Bu optik dedektörler kullanılarak elde edilen kromatogramlar, esas olarak, alıkonma süresine dayalı olarak maddeleri tanımlar veya nitelendirir ve pik alanı ve yoğunluğuna göre maddeleri hesaplar. LC kromatogramı (Şekil 3, kırmızı), bu optik dedektörler kullanılarak elde edilen tipik bir kromatogram örneğini gösterir. Optik algılama ile birleştirilmiş LC, tespit edilen bir tepe noktasının yalnızca tek bir bileşen içerdiği kromatografik olarak çözülebilen analitler için büyük niceliksel doğruluk sunar. Bununla birlikte, birden fazla bileşenin yaklaşık olarak aynı anda elue olduğu karmaşık numuneler için gerekli çözünürlüğü elde etmek zordur.

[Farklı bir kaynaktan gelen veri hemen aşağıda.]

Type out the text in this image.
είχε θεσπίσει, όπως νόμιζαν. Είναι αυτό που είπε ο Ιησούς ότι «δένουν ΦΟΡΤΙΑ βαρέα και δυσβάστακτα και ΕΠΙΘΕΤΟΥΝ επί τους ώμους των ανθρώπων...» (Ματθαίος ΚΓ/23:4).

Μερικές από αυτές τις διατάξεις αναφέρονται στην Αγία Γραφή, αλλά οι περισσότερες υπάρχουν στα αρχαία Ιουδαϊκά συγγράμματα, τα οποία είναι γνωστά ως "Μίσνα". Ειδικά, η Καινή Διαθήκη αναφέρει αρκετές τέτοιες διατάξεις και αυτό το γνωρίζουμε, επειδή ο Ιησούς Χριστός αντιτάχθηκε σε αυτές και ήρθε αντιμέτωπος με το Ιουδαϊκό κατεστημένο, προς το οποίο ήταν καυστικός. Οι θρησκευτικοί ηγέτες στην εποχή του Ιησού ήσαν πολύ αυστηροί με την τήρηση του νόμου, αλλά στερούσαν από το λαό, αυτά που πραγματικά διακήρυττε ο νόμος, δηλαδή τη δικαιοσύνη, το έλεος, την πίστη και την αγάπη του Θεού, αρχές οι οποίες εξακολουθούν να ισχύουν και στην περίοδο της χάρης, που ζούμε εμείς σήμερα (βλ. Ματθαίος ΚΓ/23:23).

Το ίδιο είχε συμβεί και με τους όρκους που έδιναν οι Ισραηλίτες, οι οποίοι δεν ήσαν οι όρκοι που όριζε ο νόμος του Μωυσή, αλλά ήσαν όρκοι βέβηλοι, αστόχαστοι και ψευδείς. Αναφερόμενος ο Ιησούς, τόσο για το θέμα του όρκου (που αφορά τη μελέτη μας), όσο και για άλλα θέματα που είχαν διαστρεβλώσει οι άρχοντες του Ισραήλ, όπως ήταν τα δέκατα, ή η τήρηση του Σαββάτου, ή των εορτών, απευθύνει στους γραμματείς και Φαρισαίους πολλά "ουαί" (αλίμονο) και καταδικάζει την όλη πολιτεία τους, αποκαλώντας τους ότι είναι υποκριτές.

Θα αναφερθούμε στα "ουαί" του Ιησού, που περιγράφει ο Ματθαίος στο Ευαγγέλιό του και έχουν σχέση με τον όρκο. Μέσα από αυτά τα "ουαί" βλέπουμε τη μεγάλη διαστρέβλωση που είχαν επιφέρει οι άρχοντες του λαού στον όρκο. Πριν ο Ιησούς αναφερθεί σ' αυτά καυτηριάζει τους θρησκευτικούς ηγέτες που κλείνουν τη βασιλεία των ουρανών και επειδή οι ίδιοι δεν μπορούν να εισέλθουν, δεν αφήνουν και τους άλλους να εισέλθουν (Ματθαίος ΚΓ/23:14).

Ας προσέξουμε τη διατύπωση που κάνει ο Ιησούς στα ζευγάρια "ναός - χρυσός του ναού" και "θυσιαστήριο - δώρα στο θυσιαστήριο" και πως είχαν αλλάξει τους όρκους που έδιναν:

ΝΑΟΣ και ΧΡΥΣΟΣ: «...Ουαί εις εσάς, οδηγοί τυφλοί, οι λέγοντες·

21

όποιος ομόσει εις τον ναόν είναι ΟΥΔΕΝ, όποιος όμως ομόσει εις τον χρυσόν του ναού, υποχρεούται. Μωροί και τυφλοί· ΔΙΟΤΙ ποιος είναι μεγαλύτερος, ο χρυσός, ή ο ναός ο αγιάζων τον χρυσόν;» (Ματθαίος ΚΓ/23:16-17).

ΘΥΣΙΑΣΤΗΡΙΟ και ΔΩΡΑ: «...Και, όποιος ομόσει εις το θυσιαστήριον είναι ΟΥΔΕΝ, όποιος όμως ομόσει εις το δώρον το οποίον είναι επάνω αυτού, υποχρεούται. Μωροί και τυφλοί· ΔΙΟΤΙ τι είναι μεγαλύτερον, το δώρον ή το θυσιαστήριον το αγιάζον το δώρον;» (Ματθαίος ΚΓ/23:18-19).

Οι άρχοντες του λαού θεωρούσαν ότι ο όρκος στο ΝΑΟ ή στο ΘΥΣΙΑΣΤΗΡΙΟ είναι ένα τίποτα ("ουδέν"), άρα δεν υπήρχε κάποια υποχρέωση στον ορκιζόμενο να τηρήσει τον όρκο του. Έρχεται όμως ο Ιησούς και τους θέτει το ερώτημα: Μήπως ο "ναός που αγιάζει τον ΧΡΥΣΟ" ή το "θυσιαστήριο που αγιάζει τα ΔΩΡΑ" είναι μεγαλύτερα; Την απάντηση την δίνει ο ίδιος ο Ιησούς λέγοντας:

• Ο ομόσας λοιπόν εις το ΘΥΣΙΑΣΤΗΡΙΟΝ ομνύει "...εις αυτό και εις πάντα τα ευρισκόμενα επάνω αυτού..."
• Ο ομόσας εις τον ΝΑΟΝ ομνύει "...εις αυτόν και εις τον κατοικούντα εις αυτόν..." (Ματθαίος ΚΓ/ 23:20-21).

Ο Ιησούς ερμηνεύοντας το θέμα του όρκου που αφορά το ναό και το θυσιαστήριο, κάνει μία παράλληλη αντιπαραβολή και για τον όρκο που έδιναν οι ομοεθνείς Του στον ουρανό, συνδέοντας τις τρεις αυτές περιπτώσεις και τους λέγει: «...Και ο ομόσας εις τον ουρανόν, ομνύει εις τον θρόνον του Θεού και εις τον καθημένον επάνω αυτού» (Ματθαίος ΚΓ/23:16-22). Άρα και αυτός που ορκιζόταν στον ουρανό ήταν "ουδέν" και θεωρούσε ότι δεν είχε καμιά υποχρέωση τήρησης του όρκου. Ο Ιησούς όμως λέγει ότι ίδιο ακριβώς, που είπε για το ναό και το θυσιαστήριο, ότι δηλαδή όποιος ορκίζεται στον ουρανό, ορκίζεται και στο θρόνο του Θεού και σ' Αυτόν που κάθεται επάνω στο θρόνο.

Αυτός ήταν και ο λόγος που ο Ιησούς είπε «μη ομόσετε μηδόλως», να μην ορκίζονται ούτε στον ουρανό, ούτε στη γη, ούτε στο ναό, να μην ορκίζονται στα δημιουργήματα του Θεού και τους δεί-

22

Buna karşılık, kütle spektrometrisi (MS), numune bileşenlerini iyonize eden, elde edilen iyonları kütle-yük oranlarına ( m/z ) göre vakumda ayıran ve her iyonun yoğunluğunu ölçen oldukça hassas bir algılama tekniği sunar. Bir kütle spektrumu, m/z değerlerine karşı bağıl iyon yoğunluklarını gösterir ve her zaman noktasında bir dizi kütle spektrumu oluşturulur (Şekil 3, mavi). Bu bilgi, belirli bir kütleye sahip olan iyonların konsantrasyon seviyesini gösterir ve nitel analiz olarak da bilinen moleküllerin benzersiz tanımlanması için son derece değerlidir. Ayrıca, MS özgüllük ve duyarlılık ile eşzamanlı çok bileşenli analizin kolaylığını sağlar.
LC'nin MS ile birleştirilmesiyle, bu ölçümlerden elde edilen kütle spektrumları, diğer LC detektörleri kullanılarak elde edilen alıkonma sürelerine dayalı kalitatif bilgileri destekleyen, ayrıştırılan bileşenler için moleküler kütle ve yapısal bilgiler sağlar. Bu nedenle, LCMS, LC'nin olağanüstü ayırma çözünürlüğünü MS'nin mükemmel niteliksel yetenekleriyle birleştirir.